Por último, mas não menos importante, o presidente da República em pessoa reforçou essa natureza oficial do texto, ao condicionar, aparentemente brincando, no Paraguai, suas entrevistas ao apoio da proposta pelo repórter solicitante. E chamou de ‘covardes’ os jornalistas que cobriam sua visita à República Dominicana, por não terem coragem de enfrentar seus patrões, que seriam, a seu ver, os únicos contrariados com a idéia de ‘orientar, disciplinar e monitorar’ o trabalho dos jornalistas, submetendo-o à censura de um órgão burocrático. Tudo isso com o claro objetivo de intimidar indiretamente os jornalistas, uma vez que o tal conselho (soviete, em russo) poderia cassar o registro profissional de críticos recalcitrantes no Ministério do Trabalho. Prova maior do interesse do governo na aprovação do projeto é que o mantém no Congresso, apesar do protesto quase unânime da sociedade, ao qual se somaram manifestações contrárias de aliados confiáveis no Planalto, tais como os presidentes da Câmara dos Deputados, João Paulo Cunha (PT-SP), e do PT, José Genoino, que, em artigo neste jornal, estranhou o fato de o governo se deixar desgastar politicamente por uma proposta que nega ter sido produzida por ele.

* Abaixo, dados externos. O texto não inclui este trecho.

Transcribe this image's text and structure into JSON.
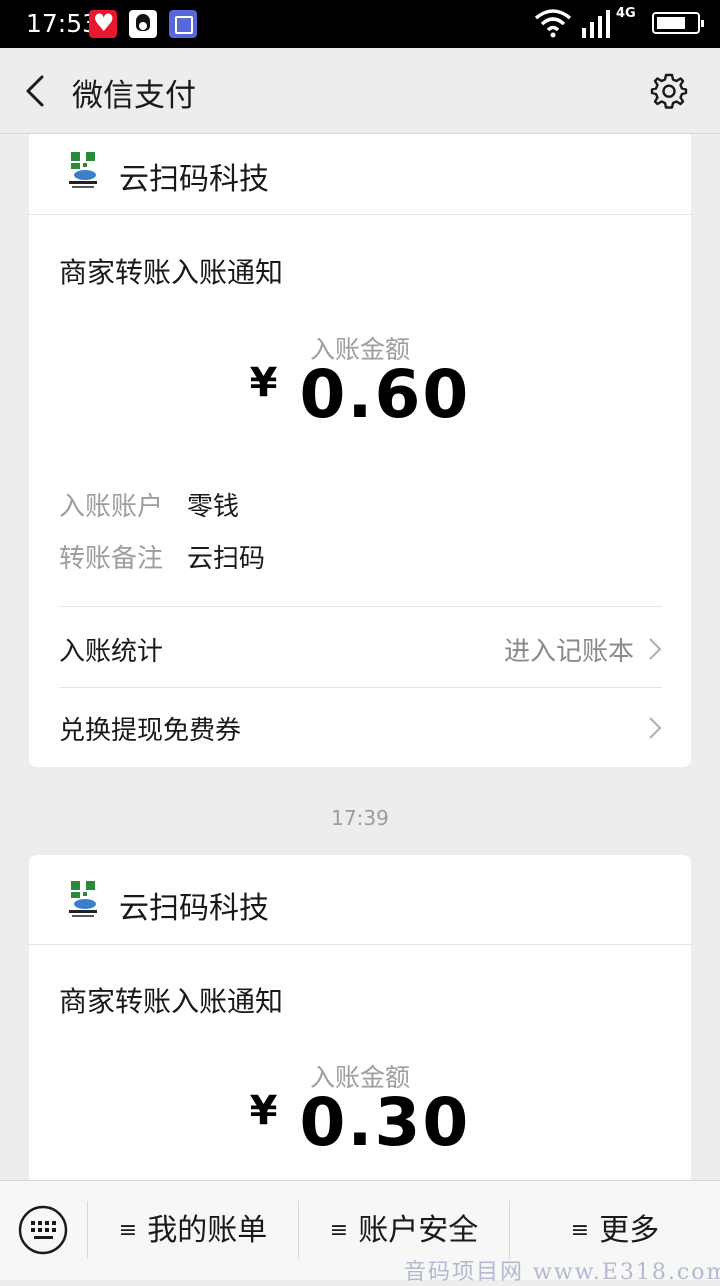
{
  "status_bar": {
    "time": "17:53",
    "network": "4G"
  },
  "header": {
    "title": "微信支付"
  },
  "messages": [
    {
      "merchant": "云扫码科技",
      "notice_title": "商家转账入账通知",
      "amount_label": "入账金额",
      "currency": "¥",
      "amount": "0.60",
      "details": [
        {
          "key": "入账账户",
          "value": "零钱"
        },
        {
          "key": "转账备注",
          "value": "云扫码"
        }
      ],
      "links": [
        {
          "label": "入账统计",
          "hint": "进入记账本"
        },
        {
          "label": "兑换提现免费券",
          "hint": ""
        }
      ]
    },
    {
      "timestamp": "17:39",
      "merchant": "云扫码科技",
      "notice_title": "商家转账入账通知",
      "amount_label": "入账金额",
      "currency": "¥",
      "amount": "0.30"
    }
  ],
  "bottom_menu": {
    "items": [
      {
        "label": "我的账单"
      },
      {
        "label": "账户安全"
      },
      {
        "label": "更多"
      }
    ]
  },
  "watermark": "音码项目网 www.E318.com"
}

Tal como o anterior, o texto que produziu a nova discórdia entre o governo brasileiro e o mais influente jornal americano não é uma obra-prima, mas também não pode ser acusado de parcialidade. Nele são citadas frases do presidente nacional do PT, José Genoino, do chefe da Casa Civil, José Dirceu, do secretário da Comunicação, Luiz Gushiken, e dos ministros da Justiça, Márcio Thomas Bastos, e da Cultura, Gilberto Gil, além de Lula e do indignado secretário de imprensa, Ricardo Kotscho.
Este, contudo, reclamou: ‘O senhor Rohter, na verdade, parece não ter ouvido ninguém para escrever sua matéria, como é habitual em seus despachos:
limitou-se a reproduzir declarações de pessoas que se opõem ao projeto, já publicadas pela imprensa brasileira.’ Como apenas duas críticas, de um anônimo líder oposicionista e da Associação Nacional dos Magistrados, foram nela citadas, contra sete membros da cúpula governista, fica a impressão de que o autor da nota pretende estender os tentáculos do CFJ para além de nossas fronteiras."